The role in cancer therapy of inhibiting recovery from PLD induced by radiation or bleomycin.

Effects on survival of allowing and inhibiting potentially lethal damage recovery (PLDR) after X ray or bleomycin (bleo) exposure, especially at clinically applicable doses, were examined in plateau phase Chinese hamster ovary (CHO) cells. Dose modifying factors (DMF's) between immediately explanted cells and those trypsinized 24 hours after various doses of X rays were 2.51 +/- 0.12 (mean +/- 2 S.E.) at 70% surviving fraction (SF), 2.03 +/- 0.085 at 40% and 1.71-1.79 at lower SF levels. Thus, at doses used clinically (1-4 Gy), the DMF by PLDR was more than 2.0, suggesting its importance in radiotherapy of cancers. Feeder layers were found to increase the SF, especially for replating immediately after bleo exposure. Among the inhibitors tested, 3'-deoxyguanosine at 3.7 mM and caffeine at 10.3 mM inhibited x and bleo PLDR (DMF of 1.0-1.2) when trypsinized 24 hours after treatment.

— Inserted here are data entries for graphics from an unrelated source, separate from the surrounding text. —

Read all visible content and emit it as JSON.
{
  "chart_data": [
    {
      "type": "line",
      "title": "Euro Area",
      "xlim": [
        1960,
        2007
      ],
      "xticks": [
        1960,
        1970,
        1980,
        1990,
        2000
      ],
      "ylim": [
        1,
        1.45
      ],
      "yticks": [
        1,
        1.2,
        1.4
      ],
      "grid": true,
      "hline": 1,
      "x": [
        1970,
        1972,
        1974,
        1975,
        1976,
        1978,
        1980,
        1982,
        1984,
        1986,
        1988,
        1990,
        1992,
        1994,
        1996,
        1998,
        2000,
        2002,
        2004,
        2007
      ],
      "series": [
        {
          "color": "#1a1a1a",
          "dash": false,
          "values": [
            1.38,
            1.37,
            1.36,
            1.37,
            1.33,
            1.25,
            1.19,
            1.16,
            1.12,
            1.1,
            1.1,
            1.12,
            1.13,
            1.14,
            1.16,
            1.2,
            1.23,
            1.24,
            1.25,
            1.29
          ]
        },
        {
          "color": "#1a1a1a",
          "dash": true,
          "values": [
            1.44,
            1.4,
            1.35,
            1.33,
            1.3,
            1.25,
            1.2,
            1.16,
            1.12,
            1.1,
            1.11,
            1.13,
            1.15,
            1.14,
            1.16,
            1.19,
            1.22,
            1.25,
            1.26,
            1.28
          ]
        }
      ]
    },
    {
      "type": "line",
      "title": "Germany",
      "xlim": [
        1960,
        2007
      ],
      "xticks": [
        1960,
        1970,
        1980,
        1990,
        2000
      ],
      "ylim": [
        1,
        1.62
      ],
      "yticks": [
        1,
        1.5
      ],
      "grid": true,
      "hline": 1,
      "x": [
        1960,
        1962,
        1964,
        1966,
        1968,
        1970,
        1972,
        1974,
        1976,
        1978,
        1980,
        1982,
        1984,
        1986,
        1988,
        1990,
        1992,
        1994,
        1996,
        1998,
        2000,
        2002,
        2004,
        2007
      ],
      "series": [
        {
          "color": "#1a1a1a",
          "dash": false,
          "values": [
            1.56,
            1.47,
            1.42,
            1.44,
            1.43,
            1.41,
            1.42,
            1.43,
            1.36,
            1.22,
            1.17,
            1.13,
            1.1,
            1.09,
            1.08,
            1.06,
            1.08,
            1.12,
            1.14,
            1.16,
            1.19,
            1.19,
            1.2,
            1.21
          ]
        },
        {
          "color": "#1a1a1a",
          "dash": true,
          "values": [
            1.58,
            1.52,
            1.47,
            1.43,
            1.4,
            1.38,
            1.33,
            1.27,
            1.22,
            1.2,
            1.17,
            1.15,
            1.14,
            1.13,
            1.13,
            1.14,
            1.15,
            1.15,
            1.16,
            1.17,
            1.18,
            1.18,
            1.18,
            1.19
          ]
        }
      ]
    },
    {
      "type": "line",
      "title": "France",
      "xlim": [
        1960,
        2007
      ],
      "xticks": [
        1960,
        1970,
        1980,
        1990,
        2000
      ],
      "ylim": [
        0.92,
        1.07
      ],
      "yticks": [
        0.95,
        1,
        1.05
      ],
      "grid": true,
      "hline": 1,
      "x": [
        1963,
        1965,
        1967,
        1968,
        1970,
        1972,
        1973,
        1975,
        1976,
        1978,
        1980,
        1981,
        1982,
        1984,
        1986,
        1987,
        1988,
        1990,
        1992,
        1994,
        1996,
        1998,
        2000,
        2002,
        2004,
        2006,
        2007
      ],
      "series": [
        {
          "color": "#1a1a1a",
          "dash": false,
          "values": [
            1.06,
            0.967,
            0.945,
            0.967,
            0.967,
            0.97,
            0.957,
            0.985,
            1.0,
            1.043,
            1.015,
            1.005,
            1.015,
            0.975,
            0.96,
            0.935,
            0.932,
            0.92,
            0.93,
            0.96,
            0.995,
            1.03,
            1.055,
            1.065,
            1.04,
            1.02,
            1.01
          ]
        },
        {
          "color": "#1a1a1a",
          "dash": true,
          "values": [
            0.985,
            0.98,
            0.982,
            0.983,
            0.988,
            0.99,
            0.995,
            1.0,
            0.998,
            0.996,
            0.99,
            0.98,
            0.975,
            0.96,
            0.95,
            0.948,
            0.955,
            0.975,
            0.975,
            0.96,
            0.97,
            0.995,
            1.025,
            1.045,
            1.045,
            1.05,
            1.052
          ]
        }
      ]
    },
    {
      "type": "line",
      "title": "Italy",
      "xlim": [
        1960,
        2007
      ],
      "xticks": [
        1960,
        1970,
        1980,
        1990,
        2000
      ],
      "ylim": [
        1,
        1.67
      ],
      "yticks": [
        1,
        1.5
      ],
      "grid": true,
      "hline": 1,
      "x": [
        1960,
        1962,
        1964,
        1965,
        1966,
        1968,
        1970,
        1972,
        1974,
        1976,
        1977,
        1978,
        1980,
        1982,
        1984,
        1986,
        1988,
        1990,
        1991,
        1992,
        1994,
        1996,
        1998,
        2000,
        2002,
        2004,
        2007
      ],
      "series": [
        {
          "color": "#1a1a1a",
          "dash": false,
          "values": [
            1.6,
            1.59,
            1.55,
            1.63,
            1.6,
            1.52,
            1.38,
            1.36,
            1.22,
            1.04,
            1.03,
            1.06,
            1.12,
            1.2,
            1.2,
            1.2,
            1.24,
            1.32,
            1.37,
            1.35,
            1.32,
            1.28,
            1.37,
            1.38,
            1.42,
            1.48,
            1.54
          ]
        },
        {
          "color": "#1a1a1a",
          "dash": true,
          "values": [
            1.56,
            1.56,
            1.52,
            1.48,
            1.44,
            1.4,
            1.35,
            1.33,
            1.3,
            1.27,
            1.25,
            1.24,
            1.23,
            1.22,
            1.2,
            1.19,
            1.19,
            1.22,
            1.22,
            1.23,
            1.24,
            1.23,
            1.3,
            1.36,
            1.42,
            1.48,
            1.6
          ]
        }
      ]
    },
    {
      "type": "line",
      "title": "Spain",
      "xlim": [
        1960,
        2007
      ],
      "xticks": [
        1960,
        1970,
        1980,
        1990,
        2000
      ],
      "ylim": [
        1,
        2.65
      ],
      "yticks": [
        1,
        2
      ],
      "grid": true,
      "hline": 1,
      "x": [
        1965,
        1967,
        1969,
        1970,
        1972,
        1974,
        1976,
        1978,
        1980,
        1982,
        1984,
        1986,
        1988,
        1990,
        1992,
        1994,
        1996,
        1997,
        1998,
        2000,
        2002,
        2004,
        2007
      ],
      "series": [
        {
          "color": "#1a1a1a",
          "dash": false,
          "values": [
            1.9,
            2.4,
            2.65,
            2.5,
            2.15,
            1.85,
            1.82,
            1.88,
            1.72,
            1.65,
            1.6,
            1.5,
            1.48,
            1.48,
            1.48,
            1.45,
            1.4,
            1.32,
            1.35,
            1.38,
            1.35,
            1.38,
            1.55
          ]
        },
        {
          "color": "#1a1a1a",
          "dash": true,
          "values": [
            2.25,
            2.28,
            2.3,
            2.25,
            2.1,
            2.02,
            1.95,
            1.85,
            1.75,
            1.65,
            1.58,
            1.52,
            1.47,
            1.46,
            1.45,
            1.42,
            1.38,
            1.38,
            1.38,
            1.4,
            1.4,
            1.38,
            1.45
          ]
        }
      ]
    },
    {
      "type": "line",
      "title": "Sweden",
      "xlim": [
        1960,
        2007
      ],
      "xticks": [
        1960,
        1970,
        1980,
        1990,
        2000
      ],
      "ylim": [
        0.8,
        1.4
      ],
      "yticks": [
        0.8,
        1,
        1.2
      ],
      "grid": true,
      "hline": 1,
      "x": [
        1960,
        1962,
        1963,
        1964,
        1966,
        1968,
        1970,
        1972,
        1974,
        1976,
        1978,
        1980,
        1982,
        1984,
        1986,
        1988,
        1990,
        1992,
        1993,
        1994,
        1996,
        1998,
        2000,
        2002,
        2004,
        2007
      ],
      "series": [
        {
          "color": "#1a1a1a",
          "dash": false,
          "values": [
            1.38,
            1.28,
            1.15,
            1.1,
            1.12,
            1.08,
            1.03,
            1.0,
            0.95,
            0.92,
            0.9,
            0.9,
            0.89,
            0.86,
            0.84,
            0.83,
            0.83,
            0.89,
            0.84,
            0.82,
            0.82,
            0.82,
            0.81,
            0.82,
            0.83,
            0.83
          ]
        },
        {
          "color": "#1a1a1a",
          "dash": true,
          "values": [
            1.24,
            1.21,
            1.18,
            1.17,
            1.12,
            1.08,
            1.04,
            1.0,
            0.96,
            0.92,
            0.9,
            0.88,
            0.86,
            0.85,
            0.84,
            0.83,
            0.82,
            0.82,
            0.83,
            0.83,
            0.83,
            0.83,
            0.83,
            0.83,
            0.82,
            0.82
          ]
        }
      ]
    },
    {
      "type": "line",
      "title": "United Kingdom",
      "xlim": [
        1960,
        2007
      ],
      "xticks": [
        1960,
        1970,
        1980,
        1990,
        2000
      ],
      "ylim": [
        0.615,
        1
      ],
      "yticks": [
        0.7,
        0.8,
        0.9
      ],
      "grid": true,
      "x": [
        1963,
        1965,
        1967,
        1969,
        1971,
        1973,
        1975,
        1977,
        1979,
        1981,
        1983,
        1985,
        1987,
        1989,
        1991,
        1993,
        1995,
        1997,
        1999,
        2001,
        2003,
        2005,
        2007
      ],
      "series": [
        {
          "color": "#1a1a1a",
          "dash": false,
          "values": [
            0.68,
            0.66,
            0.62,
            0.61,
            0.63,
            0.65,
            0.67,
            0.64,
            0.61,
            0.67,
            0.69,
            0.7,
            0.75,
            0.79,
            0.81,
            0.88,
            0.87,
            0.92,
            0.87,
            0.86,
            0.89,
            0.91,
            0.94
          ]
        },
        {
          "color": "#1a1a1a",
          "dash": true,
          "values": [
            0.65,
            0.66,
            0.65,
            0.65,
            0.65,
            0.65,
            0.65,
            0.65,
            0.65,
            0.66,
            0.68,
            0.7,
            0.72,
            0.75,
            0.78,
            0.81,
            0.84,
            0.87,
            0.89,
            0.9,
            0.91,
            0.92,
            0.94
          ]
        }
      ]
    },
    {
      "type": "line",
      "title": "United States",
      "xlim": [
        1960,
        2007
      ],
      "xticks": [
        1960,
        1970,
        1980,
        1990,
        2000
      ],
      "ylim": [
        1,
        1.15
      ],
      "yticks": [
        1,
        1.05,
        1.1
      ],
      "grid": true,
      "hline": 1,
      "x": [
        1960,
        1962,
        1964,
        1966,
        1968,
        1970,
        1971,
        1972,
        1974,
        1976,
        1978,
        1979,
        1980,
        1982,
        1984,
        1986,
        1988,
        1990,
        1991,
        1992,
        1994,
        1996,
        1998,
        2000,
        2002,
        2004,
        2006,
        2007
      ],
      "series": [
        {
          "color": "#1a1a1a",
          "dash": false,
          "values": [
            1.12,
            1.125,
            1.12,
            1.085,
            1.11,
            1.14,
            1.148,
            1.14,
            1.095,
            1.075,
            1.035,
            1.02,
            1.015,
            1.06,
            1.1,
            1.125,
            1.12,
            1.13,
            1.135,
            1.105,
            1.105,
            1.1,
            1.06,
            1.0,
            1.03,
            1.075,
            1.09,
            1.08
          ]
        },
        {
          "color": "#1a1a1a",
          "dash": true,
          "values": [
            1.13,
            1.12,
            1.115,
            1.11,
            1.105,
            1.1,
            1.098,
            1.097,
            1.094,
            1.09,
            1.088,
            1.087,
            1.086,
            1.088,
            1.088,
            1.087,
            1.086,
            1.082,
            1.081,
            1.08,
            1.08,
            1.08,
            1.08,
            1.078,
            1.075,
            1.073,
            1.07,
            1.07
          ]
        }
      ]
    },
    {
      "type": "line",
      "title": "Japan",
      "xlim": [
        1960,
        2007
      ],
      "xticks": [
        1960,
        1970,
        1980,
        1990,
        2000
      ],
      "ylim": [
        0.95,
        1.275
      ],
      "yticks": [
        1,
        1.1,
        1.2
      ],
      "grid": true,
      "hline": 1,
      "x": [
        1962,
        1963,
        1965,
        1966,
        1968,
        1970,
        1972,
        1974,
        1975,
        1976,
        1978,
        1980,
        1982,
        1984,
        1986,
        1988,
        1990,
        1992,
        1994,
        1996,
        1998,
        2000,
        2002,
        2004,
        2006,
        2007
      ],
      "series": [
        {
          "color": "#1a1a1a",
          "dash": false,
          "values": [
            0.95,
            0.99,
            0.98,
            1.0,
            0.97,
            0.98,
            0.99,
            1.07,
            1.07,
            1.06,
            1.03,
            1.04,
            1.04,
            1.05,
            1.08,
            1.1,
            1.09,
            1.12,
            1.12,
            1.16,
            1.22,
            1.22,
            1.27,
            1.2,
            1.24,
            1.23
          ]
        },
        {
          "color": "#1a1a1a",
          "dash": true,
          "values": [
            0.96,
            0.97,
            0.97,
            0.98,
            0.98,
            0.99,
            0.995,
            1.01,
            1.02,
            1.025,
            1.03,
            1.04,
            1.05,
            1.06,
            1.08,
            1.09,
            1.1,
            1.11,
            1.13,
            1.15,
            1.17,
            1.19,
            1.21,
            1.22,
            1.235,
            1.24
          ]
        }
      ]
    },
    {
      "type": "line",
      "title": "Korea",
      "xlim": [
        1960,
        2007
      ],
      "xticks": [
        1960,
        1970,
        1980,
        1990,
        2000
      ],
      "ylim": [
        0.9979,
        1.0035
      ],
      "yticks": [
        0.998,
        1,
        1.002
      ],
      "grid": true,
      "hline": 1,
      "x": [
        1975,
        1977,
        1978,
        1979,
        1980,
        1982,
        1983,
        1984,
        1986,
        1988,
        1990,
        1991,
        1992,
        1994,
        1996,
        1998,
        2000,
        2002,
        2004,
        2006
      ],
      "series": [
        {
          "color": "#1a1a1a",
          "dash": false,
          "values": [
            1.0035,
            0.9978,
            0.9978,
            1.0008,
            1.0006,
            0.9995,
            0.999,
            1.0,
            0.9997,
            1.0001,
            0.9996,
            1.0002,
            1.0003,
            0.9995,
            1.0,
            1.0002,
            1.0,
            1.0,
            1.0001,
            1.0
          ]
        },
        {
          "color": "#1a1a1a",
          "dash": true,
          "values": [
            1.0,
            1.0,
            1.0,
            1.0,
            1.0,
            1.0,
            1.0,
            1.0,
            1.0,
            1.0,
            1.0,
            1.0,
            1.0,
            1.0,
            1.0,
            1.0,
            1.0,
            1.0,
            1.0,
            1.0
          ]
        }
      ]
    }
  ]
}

However, interestingly, 3 aminobenzamide, a specific inhibitor of poly (ADP) ribose synthesis, even at 14.7 or 29.4 mM, was not as effective in suppressing both x and bleo PLDR, suggesting the role of repair processes independent of poly (ADP) ribose levels in PLDR in plateau phase cultures. Possibilities of clinical application of PLDR inhibitors as radio- and chemosensitizers are discussed.